In April 2024, NIIF announced an investment of around US$200 million in iBUS Network and Infrastructure Private Limited to support the growth of India's digital infrastructure. The investment in iBUS marked the eighth investment by NIIF's infrastructure fund and the second in digital infrastructure.

===NIIF Private Markets Fund===
PMF has utilised 100% of its aggregate capital commitments and has created a portfolio of eight funds across various strategies such as growth equity, venture capital, buyout and credit. Across the 8 funds, PMF has exposure to key sectors that drive the growth of the Indian economy including climate, healthcare, affordable housing, manufacturing, technology-enabled businesses, start-ups that drive innovation, financial services, and small and medium-sized businesses.

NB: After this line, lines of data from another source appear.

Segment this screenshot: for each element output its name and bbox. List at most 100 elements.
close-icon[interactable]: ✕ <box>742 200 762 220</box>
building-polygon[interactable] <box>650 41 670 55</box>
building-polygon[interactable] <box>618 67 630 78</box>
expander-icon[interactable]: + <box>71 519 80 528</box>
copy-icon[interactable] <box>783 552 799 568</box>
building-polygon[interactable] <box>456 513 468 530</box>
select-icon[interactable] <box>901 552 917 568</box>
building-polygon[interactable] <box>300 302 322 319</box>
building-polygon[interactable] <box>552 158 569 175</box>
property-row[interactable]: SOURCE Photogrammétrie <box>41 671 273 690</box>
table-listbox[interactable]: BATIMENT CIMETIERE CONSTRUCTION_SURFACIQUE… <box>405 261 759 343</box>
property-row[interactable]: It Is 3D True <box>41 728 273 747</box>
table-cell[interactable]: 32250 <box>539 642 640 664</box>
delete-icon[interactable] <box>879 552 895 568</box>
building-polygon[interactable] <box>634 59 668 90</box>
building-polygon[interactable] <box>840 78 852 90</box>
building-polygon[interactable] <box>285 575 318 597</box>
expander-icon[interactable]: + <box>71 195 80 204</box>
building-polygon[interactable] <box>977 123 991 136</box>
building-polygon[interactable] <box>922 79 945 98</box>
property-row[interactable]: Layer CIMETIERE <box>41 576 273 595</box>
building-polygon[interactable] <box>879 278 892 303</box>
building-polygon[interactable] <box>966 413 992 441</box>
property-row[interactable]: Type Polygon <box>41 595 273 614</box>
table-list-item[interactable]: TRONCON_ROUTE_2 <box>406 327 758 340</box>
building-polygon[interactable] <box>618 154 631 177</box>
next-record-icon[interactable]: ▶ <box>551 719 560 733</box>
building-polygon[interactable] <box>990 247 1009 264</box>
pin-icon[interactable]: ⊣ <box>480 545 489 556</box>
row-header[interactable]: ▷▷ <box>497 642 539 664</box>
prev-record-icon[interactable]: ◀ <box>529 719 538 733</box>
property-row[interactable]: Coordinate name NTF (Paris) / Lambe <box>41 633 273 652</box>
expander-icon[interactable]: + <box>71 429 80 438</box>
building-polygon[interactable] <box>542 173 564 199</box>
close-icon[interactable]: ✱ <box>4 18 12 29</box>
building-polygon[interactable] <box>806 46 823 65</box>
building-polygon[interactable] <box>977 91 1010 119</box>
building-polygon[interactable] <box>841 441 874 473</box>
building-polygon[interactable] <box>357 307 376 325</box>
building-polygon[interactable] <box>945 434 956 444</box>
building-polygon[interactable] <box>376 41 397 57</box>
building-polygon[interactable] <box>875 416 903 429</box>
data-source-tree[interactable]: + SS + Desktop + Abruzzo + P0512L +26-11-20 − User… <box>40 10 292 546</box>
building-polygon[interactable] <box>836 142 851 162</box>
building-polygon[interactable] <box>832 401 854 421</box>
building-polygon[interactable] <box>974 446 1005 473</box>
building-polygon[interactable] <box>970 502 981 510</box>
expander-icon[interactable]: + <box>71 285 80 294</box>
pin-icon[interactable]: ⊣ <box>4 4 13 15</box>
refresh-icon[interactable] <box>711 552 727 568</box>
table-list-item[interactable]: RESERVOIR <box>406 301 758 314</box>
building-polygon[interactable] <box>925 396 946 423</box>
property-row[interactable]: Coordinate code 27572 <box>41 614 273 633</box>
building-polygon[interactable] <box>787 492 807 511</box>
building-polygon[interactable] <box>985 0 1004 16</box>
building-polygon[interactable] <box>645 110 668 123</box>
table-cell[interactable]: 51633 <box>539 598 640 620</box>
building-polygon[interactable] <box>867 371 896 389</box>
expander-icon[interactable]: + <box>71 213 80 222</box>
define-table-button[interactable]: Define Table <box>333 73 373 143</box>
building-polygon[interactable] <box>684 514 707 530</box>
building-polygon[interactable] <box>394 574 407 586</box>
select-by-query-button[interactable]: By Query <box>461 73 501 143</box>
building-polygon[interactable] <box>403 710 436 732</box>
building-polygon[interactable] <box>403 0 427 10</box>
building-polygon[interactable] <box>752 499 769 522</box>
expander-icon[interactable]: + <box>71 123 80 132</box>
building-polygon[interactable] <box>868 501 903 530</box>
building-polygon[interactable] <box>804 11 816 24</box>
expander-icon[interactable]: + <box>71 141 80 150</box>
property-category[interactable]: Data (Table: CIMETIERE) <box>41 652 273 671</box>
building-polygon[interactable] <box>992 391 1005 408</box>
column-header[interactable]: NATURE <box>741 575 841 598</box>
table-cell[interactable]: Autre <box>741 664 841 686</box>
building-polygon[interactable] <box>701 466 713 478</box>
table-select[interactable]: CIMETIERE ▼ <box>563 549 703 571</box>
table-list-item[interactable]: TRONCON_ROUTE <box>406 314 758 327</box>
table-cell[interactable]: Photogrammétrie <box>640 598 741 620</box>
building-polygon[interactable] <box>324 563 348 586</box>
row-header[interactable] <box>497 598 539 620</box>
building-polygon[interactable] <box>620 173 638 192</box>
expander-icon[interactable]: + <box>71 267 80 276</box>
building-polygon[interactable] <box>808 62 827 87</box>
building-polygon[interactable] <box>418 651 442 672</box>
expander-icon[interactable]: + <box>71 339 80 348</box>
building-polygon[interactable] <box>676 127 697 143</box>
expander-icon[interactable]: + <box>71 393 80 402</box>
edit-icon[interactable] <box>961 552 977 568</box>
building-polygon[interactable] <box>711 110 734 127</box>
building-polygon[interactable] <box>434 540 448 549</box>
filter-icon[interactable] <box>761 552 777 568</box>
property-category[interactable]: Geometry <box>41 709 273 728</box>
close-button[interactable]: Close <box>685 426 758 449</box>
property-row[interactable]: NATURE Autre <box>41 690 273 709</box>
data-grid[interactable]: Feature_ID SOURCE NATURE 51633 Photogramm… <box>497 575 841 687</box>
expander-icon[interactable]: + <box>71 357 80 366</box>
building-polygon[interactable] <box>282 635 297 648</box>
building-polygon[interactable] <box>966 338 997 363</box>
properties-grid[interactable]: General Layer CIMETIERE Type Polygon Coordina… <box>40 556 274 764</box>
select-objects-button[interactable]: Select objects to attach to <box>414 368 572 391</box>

In April 2018, NIIF partnered with the UK government to launch the Green Growth Equity Fund (GGEF) under its Fund of Funds to invest in renewable energy, clean transportation, water and waste management, and other related sectors in India.

NIIF Fund of Funds and the UK Government committed GBP 120 million each into the Fund. GGEF announced its final close in January 2022 at US$741 million, making it one of the largest single-country funds focused on climate change in emerging markets.

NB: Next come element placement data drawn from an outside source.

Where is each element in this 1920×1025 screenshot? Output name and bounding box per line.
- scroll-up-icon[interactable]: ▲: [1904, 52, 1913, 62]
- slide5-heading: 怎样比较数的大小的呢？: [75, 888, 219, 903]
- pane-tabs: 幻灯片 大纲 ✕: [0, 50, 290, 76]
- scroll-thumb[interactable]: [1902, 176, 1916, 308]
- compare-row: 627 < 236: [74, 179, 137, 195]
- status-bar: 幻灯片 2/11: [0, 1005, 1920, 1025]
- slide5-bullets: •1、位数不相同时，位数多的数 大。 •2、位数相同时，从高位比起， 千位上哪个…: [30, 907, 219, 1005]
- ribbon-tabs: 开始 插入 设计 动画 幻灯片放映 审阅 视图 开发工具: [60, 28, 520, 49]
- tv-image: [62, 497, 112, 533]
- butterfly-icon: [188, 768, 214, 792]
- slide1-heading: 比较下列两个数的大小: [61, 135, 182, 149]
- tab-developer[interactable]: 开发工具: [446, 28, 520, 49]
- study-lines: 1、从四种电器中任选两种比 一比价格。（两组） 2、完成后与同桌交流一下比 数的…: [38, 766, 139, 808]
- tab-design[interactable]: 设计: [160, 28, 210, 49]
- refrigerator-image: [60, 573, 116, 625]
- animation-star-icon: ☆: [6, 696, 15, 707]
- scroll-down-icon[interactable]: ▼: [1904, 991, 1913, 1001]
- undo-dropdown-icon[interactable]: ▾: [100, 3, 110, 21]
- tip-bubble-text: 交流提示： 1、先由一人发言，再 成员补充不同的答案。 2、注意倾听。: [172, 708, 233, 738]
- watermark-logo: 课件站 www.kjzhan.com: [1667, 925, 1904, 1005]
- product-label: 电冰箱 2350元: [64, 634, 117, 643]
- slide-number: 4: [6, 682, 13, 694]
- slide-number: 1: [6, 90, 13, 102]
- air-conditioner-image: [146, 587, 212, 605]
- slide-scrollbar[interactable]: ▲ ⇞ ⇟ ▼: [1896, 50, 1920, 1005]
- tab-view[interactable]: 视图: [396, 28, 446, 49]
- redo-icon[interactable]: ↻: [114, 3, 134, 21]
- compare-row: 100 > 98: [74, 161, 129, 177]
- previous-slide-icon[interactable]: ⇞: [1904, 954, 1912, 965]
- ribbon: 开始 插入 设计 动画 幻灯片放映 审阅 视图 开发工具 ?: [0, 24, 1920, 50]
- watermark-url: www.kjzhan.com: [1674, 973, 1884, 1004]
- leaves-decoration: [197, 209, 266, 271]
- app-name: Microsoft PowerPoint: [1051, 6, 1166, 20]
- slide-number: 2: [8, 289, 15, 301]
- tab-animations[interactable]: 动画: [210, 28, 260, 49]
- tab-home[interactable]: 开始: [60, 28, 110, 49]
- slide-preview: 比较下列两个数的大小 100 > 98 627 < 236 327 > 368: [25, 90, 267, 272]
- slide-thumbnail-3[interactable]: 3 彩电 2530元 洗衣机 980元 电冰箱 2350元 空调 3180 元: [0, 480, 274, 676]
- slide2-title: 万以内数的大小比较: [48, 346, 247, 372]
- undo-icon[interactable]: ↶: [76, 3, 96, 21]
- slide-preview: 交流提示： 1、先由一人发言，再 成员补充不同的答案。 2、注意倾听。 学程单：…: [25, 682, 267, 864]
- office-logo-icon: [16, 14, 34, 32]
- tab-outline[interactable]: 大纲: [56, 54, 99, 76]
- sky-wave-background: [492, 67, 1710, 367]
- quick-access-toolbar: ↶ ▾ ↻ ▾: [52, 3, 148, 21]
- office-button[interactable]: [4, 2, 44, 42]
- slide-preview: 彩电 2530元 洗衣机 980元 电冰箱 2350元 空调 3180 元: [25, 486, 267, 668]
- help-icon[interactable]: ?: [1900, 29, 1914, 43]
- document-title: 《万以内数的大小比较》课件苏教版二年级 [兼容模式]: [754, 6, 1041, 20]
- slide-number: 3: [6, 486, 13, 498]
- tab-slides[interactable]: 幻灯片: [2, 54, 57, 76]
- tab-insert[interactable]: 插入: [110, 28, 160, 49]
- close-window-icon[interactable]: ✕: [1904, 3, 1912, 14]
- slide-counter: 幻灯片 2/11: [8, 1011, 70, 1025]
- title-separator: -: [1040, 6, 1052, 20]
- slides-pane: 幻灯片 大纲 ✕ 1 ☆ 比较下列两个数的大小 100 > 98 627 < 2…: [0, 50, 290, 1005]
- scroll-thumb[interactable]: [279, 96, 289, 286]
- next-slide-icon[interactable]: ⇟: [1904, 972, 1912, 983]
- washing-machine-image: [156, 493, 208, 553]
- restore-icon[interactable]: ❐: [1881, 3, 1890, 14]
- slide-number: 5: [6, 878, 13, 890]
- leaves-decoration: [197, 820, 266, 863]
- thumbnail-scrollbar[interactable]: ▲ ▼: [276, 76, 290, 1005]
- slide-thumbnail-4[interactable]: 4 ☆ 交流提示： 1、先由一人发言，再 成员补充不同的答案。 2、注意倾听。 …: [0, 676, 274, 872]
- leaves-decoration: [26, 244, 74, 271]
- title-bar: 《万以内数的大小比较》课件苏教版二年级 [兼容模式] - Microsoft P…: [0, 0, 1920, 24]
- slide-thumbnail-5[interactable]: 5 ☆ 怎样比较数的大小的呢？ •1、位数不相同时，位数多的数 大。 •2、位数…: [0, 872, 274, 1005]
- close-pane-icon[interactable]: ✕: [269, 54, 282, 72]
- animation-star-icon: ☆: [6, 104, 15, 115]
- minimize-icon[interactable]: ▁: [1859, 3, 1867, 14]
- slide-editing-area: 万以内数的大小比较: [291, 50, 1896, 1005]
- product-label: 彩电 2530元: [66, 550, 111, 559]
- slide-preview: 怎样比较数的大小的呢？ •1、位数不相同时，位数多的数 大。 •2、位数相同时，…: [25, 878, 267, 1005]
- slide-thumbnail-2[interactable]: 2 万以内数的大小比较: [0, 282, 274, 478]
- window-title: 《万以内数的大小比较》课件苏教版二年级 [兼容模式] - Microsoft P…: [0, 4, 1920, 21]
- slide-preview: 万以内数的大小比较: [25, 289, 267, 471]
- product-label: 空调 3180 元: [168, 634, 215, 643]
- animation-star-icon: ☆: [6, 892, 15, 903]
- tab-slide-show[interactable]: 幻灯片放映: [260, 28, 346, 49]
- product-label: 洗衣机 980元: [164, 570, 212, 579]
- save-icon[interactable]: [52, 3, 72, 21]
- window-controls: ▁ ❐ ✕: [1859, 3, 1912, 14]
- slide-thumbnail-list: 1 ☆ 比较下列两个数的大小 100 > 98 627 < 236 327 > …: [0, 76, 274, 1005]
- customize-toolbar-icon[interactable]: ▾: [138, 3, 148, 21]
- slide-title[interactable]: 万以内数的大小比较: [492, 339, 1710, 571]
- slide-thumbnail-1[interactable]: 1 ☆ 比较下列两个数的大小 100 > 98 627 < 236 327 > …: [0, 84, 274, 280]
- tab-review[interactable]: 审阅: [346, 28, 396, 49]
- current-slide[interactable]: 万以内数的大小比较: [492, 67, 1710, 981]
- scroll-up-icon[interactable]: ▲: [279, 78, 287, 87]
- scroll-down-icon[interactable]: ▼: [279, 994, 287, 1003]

In October 2018, NIIF Fund of Funds invested INR 660 crore in HDFC Capital Affordable Real Estate – 2 (H-CARE 2), an investment platform, managed by HDFC Capital Advisors, a wholly owned subsidiary of HDFC Ltd.

In October 2020, NIIF Funds of Funds committed to Somerset Indus Healthcare India Fund, an affordable healthcare fund.

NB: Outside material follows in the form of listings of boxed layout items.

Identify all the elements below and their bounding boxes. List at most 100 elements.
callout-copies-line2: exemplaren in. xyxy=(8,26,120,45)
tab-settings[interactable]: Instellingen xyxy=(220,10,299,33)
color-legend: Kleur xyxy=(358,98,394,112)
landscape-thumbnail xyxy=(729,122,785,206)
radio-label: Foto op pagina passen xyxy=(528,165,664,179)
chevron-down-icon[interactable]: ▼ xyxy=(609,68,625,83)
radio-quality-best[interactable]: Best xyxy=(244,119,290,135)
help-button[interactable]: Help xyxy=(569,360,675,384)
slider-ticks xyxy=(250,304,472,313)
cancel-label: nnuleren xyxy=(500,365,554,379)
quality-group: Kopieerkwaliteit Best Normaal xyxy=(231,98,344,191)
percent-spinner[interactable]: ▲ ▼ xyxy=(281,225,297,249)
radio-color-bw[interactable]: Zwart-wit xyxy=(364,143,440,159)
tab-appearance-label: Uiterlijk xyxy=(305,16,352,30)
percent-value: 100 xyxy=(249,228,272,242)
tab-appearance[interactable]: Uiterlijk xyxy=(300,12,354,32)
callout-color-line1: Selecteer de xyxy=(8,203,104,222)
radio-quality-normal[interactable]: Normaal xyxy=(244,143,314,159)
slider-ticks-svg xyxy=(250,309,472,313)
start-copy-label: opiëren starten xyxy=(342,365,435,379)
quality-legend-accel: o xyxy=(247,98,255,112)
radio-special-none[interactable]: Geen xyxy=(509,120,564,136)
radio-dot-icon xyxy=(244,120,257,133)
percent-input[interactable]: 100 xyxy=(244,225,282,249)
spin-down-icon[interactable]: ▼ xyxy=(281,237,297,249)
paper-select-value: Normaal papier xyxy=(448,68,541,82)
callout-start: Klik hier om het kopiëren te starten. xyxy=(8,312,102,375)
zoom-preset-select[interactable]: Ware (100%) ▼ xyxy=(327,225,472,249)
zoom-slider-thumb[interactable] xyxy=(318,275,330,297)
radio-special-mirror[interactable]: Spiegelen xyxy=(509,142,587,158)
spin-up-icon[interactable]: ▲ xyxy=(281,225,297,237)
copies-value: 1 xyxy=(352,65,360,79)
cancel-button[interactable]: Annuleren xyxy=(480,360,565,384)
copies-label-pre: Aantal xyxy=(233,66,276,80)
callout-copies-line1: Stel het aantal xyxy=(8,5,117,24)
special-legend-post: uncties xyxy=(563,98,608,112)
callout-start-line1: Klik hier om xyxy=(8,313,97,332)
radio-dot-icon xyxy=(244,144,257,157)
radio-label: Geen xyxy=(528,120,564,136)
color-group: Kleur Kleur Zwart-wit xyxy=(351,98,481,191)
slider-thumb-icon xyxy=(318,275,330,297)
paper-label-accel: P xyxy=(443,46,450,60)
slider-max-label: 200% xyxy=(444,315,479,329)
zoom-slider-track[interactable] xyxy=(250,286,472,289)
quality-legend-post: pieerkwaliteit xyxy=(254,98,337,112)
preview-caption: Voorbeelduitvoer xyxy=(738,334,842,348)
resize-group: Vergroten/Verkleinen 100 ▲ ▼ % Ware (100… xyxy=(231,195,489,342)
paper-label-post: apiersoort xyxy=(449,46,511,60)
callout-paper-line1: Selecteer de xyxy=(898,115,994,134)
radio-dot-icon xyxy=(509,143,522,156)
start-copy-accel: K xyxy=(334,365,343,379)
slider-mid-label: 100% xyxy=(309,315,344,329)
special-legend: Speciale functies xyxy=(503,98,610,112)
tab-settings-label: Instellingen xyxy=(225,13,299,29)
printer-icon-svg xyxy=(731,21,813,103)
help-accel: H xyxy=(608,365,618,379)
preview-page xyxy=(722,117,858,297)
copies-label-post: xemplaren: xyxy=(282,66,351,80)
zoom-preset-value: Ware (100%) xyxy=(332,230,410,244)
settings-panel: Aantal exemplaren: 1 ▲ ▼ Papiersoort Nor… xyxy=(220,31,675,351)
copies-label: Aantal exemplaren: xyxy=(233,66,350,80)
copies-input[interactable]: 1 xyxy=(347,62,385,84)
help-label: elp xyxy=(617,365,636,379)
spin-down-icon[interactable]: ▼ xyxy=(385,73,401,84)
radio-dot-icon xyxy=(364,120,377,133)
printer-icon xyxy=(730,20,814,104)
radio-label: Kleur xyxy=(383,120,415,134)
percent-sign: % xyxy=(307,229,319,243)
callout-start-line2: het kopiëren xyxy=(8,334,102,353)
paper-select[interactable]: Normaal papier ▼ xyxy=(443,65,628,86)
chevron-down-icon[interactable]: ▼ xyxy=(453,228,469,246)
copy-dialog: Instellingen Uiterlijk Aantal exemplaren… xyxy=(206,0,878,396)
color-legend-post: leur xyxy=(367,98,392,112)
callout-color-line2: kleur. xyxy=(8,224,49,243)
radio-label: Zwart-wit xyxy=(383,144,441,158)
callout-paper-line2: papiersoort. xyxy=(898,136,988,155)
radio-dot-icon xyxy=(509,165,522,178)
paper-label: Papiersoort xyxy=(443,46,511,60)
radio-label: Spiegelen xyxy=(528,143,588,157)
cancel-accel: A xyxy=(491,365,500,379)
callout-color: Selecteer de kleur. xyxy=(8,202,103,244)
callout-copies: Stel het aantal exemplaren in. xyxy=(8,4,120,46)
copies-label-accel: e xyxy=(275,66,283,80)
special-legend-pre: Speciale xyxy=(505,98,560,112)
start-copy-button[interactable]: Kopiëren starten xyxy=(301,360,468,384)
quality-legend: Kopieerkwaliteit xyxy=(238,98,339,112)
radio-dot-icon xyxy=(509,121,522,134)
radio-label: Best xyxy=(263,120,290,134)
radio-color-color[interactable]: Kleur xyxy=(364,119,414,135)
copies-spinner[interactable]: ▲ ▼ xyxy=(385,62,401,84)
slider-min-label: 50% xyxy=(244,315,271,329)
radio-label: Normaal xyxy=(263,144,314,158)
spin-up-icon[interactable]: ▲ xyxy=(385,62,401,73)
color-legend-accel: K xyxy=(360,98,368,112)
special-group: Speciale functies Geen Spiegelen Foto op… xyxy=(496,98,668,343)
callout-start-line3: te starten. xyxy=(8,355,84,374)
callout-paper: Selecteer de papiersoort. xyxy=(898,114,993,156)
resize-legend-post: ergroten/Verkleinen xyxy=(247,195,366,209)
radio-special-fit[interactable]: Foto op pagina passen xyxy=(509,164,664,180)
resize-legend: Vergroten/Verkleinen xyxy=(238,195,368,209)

In April 2022, NIIF Fund of Funds made its first commitment to a venture fund, YourNest Innovative Products VC Fund III. It made a US$15 million commitment and was the anchor investor in the Fund.

NIIF Fund of Funds has also invested in Multiples Private Equity Fund III managed by Multiples Alternate Asset Management Pvt. Limited focusing on the mid-market space and in Arpwood Partners Fund I, which focuses on the mid-market buyout/control segment.

In January 2023, NIIF Private Markets Fund (formerly Fund of Funds) made an anchor commitment of INR 400 crores to Lighthouse India Fund IV AIF.

In February 2024, NIIF Private Markets Fund committed INR 207 crores (~USD 25 million) to Amicus Capital's Fund II.

===NIIF Strategic Opportunities Fund===
In October 2018, NIIF announced the acquisition of IDFC Infrastructure Finance Limited (IDFC-IFL), a Non- Banking Finance Company registered with the Reserve Bank of India as an Infrastructure Debt Fund. This acquisition was made by NIIF's Strategic Opportunities Fund. The Fund incubated Aseem Infrastructure Finance Limited (AIFL) in 2020, an Infrastructure Financing Company that can lend across the project life cycle. As of FY22, the two entities had jointly disbursed over INR 10,000 crores.

On 22 November 2020, the Union Cabinet approved ₹6,000 crore investment by the Government of India into Aseem Infrastructure Finance Limited and NIIF Infrastructure Finance Limited as part of Atmanirbhar Bharat. Additionally, in 2022, Sumitomo Mitsui Banking Corporation (SMBC), a Japanese Bank also invested in AIFL.

In April 2021, the Strategic Opportunities Fund invested INR 2,100 crore in Manipal Hospitals, one of India's largest multi-speciality healthcare providers. In April 2023, NIIFL exited its investment in Manipal Hospitals, when Temasek acquired a majority stake in the company. The Strategic Opportunities Fund made its next investment in May 2022 in Ather Energy, an electric two-wheeler company. This was its first direct investment in the manufacturing sector and in electric mobility, both areas of national importance given India's green mission and decarbonisation goals.

=== India-Japan Fund ===
In January 2024, IJF made its first investment, committing ₹400 crore to Mahindra Last Mile Mobility Limited, which houses Mahindra & Mahindra Ltd's last-mile mobility business including three wheelers (Alfa, Treo, Zor) and four-wheeler SCV (Jeeto) brands.